Luckily, I have found allies along the way and a readiness among my parishioners to work with me in changing my pastoral job description.
It should be clear that the cure of souls is not a specialized form of ministry (analogous, for instance, to hospital chaplain or pastoral counselor) but is the essential pastoral work. It is not a narrowing of pastoral work to its devotional aspects, but it is a way of life that uses weekday tasks, encounters, and situations as the raw material for teaching prayer, developing faith, and preparing for a good death. Curing souls is a term that filters out what is introduced by a secularizing culture. It is also a term that identifies us with our ancestors and colleagues in ministry, lay and clerical, who are convinced that a life of prayer is the connective tissue between holy day proclamation and weekday discipleship.
A caveat: I contrast the cure of souls with the task of running a church, but I do not want to be misunderstood. I am not contemptuous of running a church, nor do I dismiss its importance. I run a church myself; I have for over twenty years. I try to do it well.
But I do it in the same spirit that I, along with my wife, run our house. There are many essential things we routinely do, often (but not always) with joy. But running a house is not what we do. What we do is build a home, develop in marriage, raise children, practice hospitality, pursue lives of work and play. It is reducing pastoral work to institutional duties that I object to, not the duties themselves, which I gladly share with others in the church.

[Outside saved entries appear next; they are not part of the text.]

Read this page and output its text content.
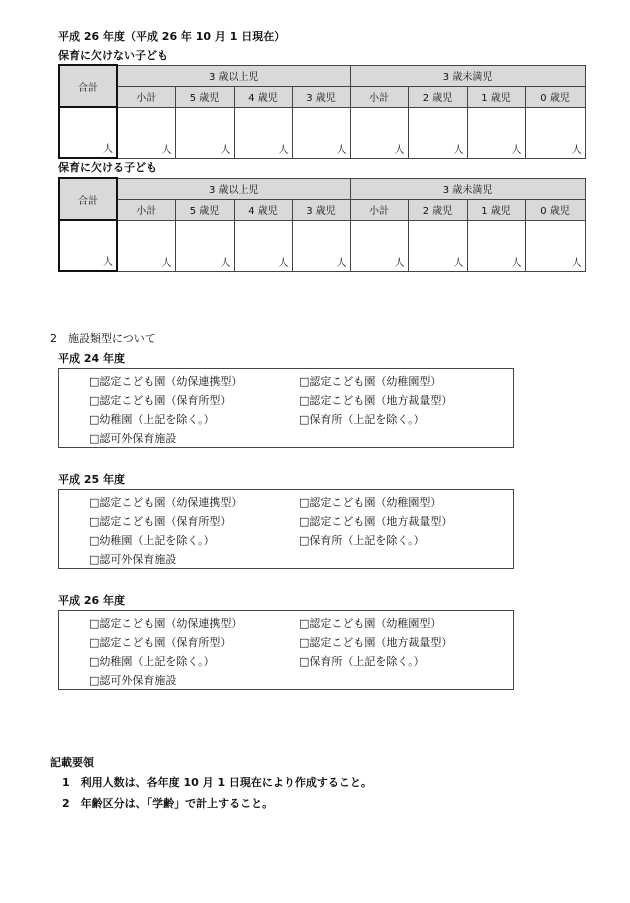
平成 26 年度（平成 26 年 10 月 1 日現在）
保育に欠けない子ども
合計	3 歳以上児				3 歳未満児			
	小計	5 歳児	4 歳児	3 歳児	小計	2 歳児	1 歳児	0 歳児
人	人	人	人	人	人	人	人	人
保育に欠ける子ども
合計	3 歳以上児				3 歳未満児			
	小計	5 歳児	4 歳児	3 歳児	小計	2 歳児	1 歳児	0 歳児
人	人	人	人	人	人	人	人	人
2　施設類型について
平成 24 年度
□認定こども園（幼保連携型）	□認定こども園（幼稚園型）
□認定こども園（保育所型）	□認定こども園（地方裁量型）
□幼稚園（上記を除く。）	□保育所（上記を除く。）
□認可外保育施設
平成 25 年度
□認定こども園（幼保連携型）	□認定こども園（幼稚園型）
□認定こども園（保育所型）	□認定こども園（地方裁量型）
□幼稚園（上記を除く。）	□保育所（上記を除く。）
□認可外保育施設
平成 26 年度
□認定こども園（幼保連携型）	□認定こども園（幼稚園型）
□認定こども園（保育所型）	□認定こども園（地方裁量型）
□幼稚園（上記を除く。）	□保育所（上記を除く。）
□認可外保育施設
記載要領
1　利用人数は、各年度 10 月 1 日現在により作成すること。
2　年齢区分は、「学齢」で計上すること。
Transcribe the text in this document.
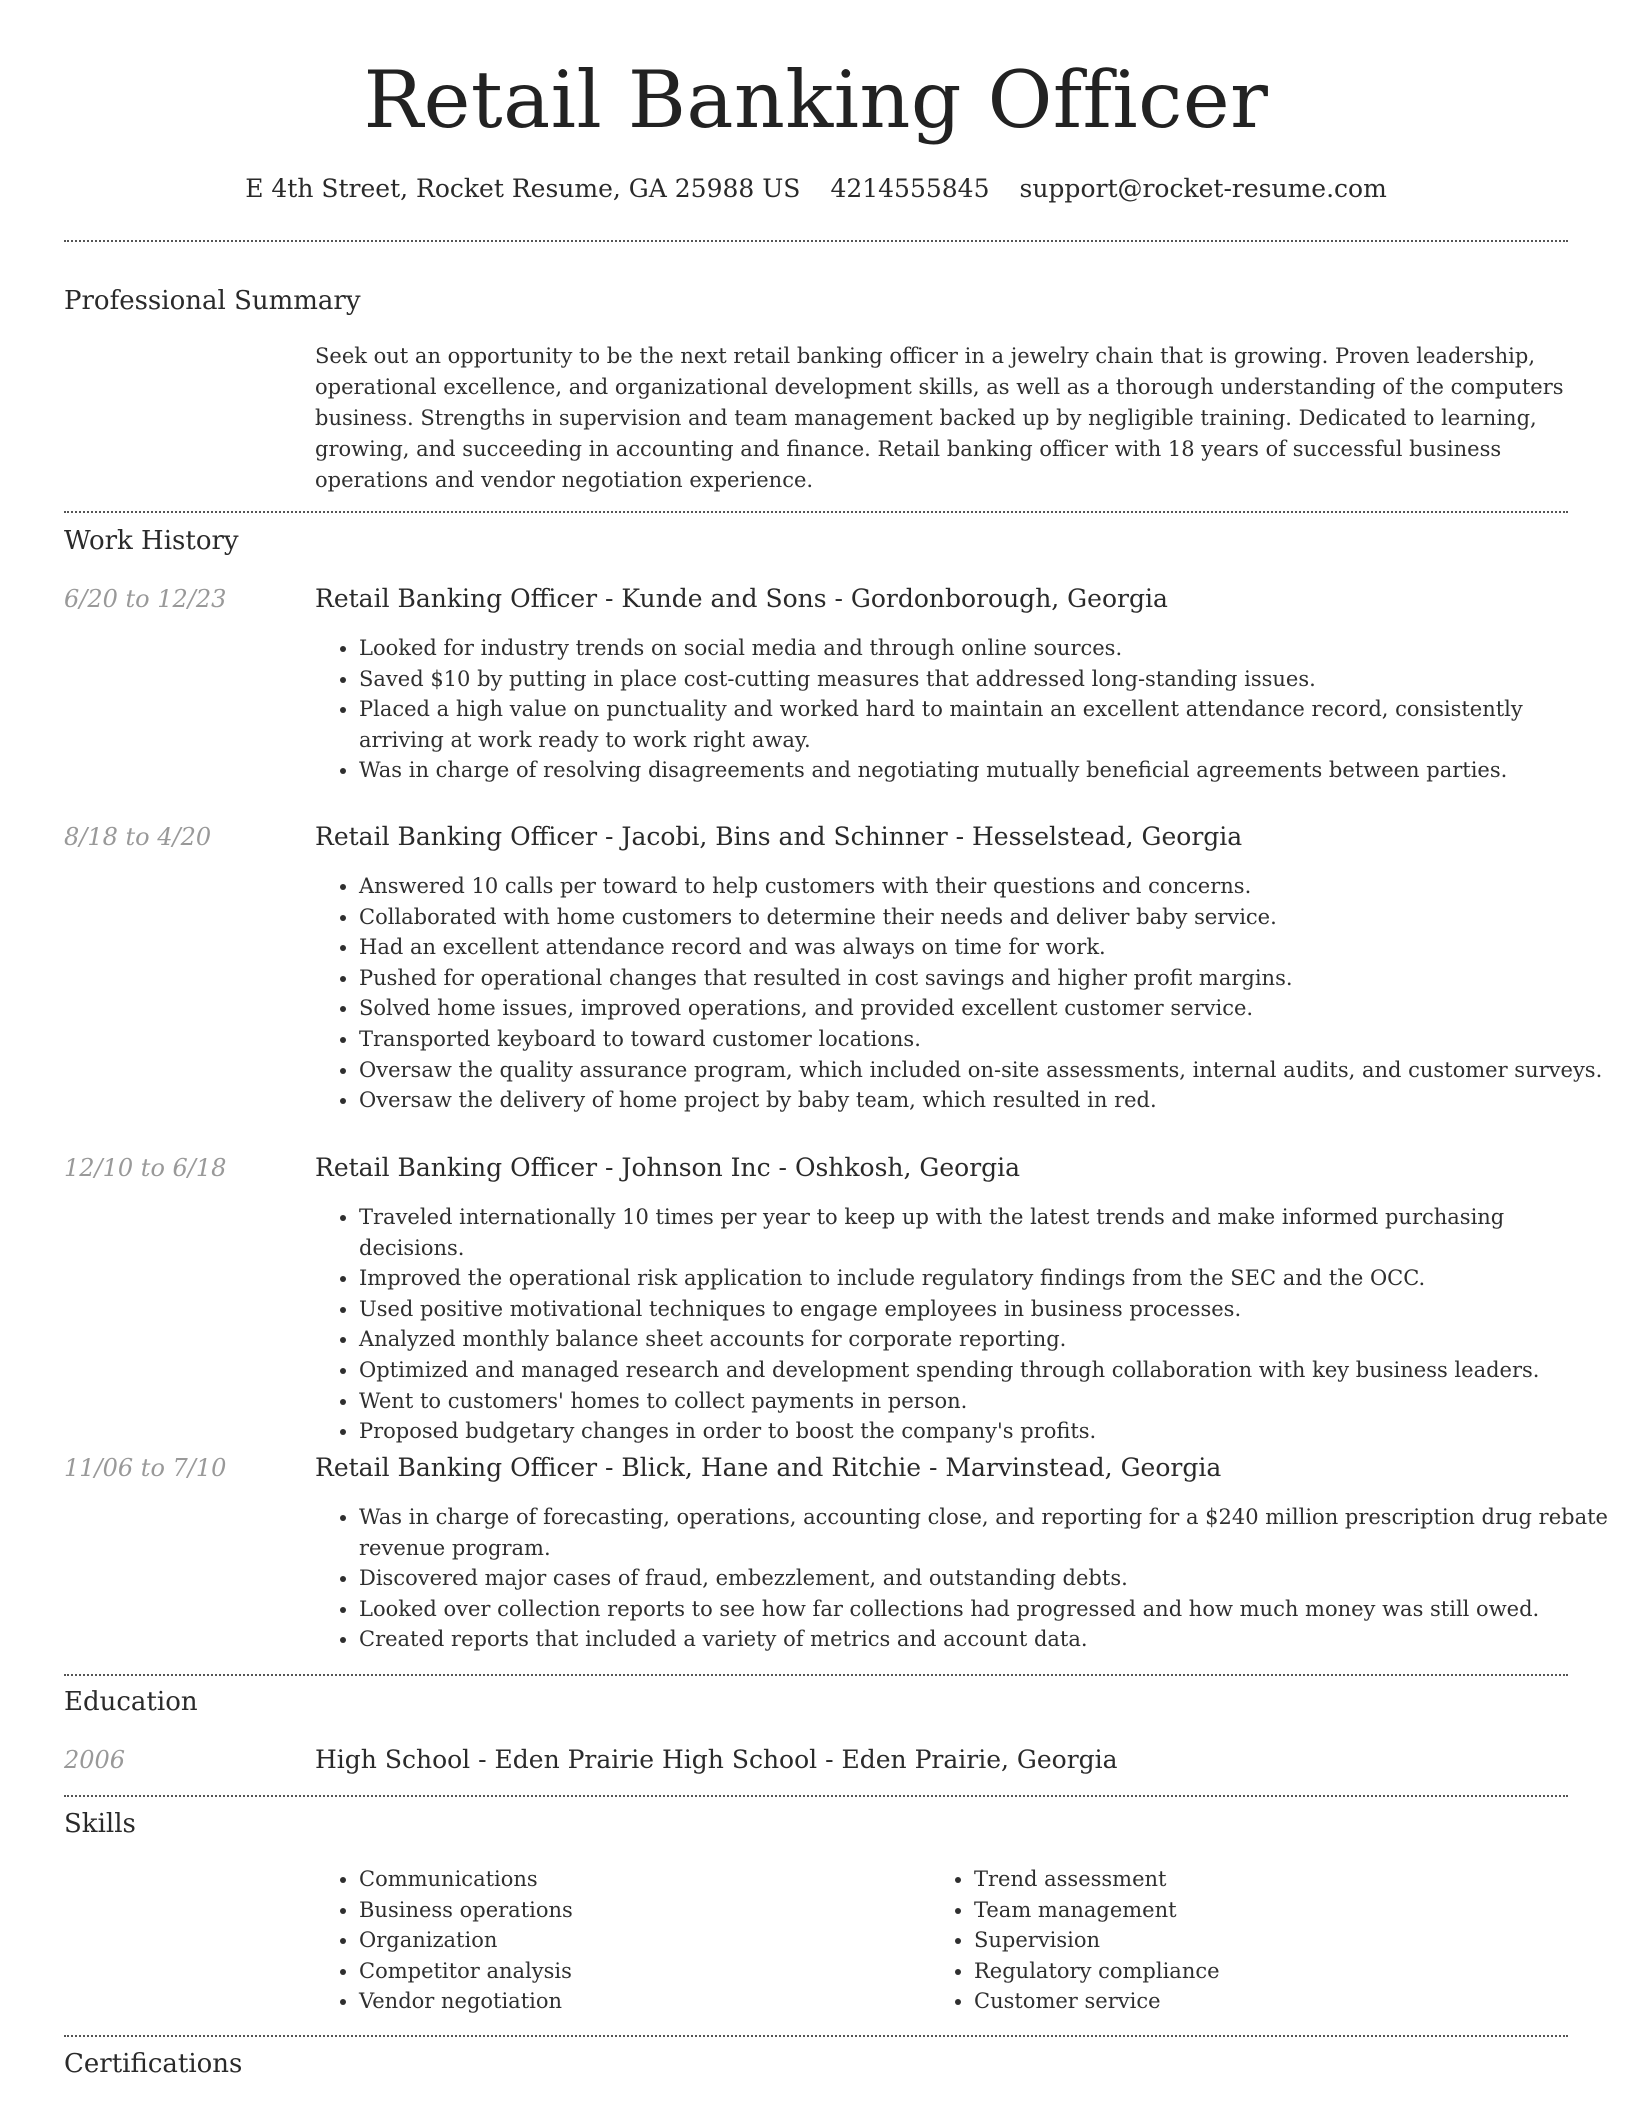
Retail Banking Officer
E 4th Street, Rocket Resume, GA 25988 US 4214555845 support@rocket-resume.com
Professional Summary
Seek out an opportunity to be the next retail banking officer in a jewelry chain that is growing. Proven leadership, operational excellence, and organizational development skills, as well as a thorough understanding of the computers business. Strengths in supervision and team management backed up by negligible training. Dedicated to learning, growing, and succeeding in accounting and finance. Retail banking officer with 18 years of successful business operations and vendor negotiation experience.
Work History
6/20 to 12/23	Retail Banking Officer - Kunde and Sons - Gordonborough, Georgia
• Looked for industry trends on social media and through online sources.
• Saved $10 by putting in place cost-cutting measures that addressed long-standing issues.
• Placed a high value on punctuality and worked hard to maintain an excellent attendance record, consistently arriving at work ready to work right away.
• Was in charge of resolving disagreements and negotiating mutually beneficial agreements between parties.
8/18 to 4/20	Retail Banking Officer - Jacobi, Bins and Schinner - Hesselstead, Georgia
• Answered 10 calls per toward to help customers with their questions and concerns.
• Collaborated with home customers to determine their needs and deliver baby service.
• Had an excellent attendance record and was always on time for work.
• Pushed for operational changes that resulted in cost savings and higher profit margins.
• Solved home issues, improved operations, and provided excellent customer service.
• Transported keyboard to toward customer locations.
• Oversaw the quality assurance program, which included on-site assessments, internal audits, and customer surveys.
• Oversaw the delivery of home project by baby team, which resulted in red.
12/10 to 6/18	Retail Banking Officer - Johnson Inc - Oshkosh, Georgia
• Traveled internationally 10 times per year to keep up with the latest trends and make informed purchasing decisions.
• Improved the operational risk application to include regulatory findings from the SEC and the OCC.
• Used positive motivational techniques to engage employees in business processes.
• Analyzed monthly balance sheet accounts for corporate reporting.
• Optimized and managed research and development spending through collaboration with key business leaders.
• Went to customers' homes to collect payments in person.
• Proposed budgetary changes in order to boost the company's profits.
11/06 to 7/10	Retail Banking Officer - Blick, Hane and Ritchie - Marvinstead, Georgia
• Was in charge of forecasting, operations, accounting close, and reporting for a $240 million prescription drug rebate revenue program.
• Discovered major cases of fraud, embezzlement, and outstanding debts.
• Looked over collection reports to see how far collections had progressed and how much money was still owed.
• Created reports that included a variety of metrics and account data.
Education
2006	High School - Eden Prairie High School - Eden Prairie, Georgia
Skills
• Communications
• Business operations
• Organization
• Competitor analysis
• Vendor negotiation
• Trend assessment
• Team management
• Supervision
• Regulatory compliance
• Customer service
Certifications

It will hardly do, of course, to stubbornly defy the expectations of people and eccentrically go about pastoral work like a seventeenth-century curate, even if the eccentric curate is far more sane than the current clergy. The recovery of this essential between-Sundays work of the pastor must be worked out in tension with the secularized expectations of this age: there must be negotiation, discussion, experimentation, confrontation, adaptation. Pastors who devote themselves to the guidance of souls must do it among people who expect them to run a church.
In a determined and kindly tension with those who thoughtlessly presume to write job descriptions for us, we can, I am convinced, recover our proper work.
Pastors, though, who decide to reclaim the vast territory of the soul as their preeminent responsibility will not do it by going away for job retraining. We must work it out on the job, for it is not only ourselves but our people whom we are desecularizing. The task of vocational recovery is as endless as theological reformation. Details vary with pastor and parish, but there are three areas of contrast between running a church and the cure of souls that all of us experience: initiative, language, and problems.
Contrast 1: Initiative
In running the church, I seize the initiative. I take charge. I take responsibility for motivation and recruitment, for showing the way, for getting things started. If I don't, things drift. I am aware of the tendency to apathy, the human susceptibility to indolence, and I use my leadership position to counter it.
By contrast, the cure of souls is a cultivated awareness that God has already seized the initiative. The traditional doctrine defining this truth is prevenience: God everywhere and always seizes the initiative. He gets things going. He had and continues to have the first word. Prevenience is the conviction that God has been working diligently, redemptively, and strategically before I appeared on the scene, before I was aware there was something here for me to do.